En cette année 1966, le village
de Saint-Cyprien doit reconnaître qu'il a perdu sa bataille : Québec vient
de détacher une partie de son territoire pour le donner au village voisin de
Napierville.
Se pliant à des demandes de
promoteurs immobiliers locaux, Québec a en effet cédé à Napierville - sans
compensation à Saint-Cyprien - un vaste territoire compris entre le rang des
Patriotes Nord et le terrain de camping.
Pourtant, la bataille a été rude
et le maire Rogel Lamoureux s'est démené tous azimuts pour empêcher cette
déprédation.
Dès le 22 janvier 1962, donc 4
ans avant, il convoque une réunion spéciale de son Conseil municipal pour
aviser aux moyens à prendre pour empêcher cette saisie injustifiée.
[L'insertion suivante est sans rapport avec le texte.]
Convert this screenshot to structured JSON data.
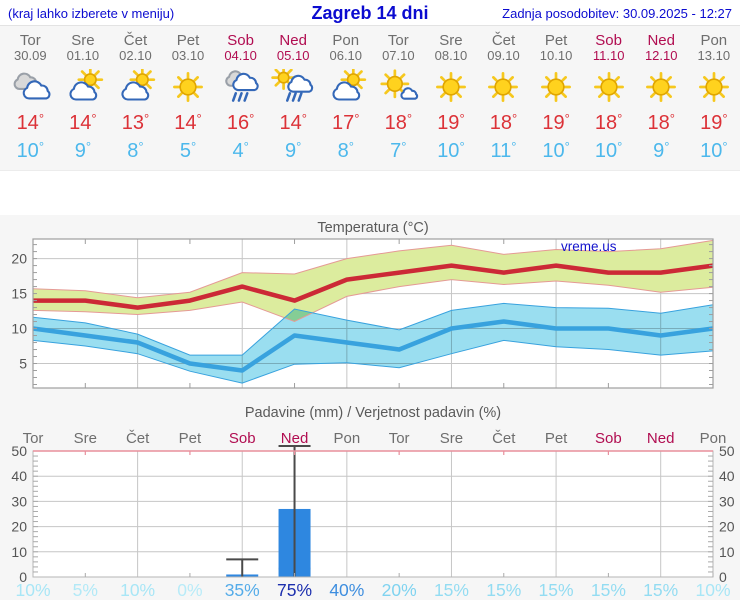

Important organisateur libéral
dans la région, Rogel – comme tout un chacun se plaît à le désigner – croit
bien qu'avec les Libéraux de Jean Lesage au pouvoir il pourra stopper ce qu'il
considère comme une incongruité insupportable.
Ayant ses entrées dans le parti,
il convainc donc son Conseil d'embaucher Me Gervaise Brisson pour
piloter le dossier.
Ce choix n'a rien de
désintéressé puisque Me Brisson est une avocate haut placée dans la
hiérarchie libérale et elle est notamment, à cette époque, secrétaire de la
« Commission d'enquête sur les méthodes d’achat utilisées au département
de la Colonisation et au Service des Achats du gouvernement du 1er juillet 1955 au 30 juin
1960 ».
Il s'agit d'une commission chargée de faire la lumière sur les agissements
financiers douteux de l'administration Duplessis.
On veut embaucher un tel poids lourd, car l'heure est grave puisque
le Conseil municipal de Napierville a déjà adopté une résolution intégrant les
terrains convoités dans son propre territoire.
Le maire Lamoureux se fait donc
voter, lors d'une autre assemblée spéciale, une résolution lui donnant à lui et
au conseiller Alexandre Morin le mandat de « faire au nom de cette
corporation (Corporation municipale de Saint-Cyprien) tous les pas et démarches
et à signer toutes procédures nécessaires pour faire annuler ladite résolution
du conseil de la corporation du village de Napierville et pour s’objecter
(sic!) devant toute autorité à l’annexion demandée dans ladite résolution et à
avancer le déboursé nécessaire à Me Gervaise Brisson à ces fins. »
Pendant 4 ans,
« Rogel » va mener sans relâche une guérilla politique et judiciaire,
mais à la fin du compte la triste réalité s'imposera : les promoteurs ont
des appuis partisans plus solides que les siens…
L'annexion se fait en 1966.
En réalité, on se demande où
se trouvait l'urgence puisque ces terrains usurpés sont seulement maintenant en
train d'être développés, un demi-siècle après les faits.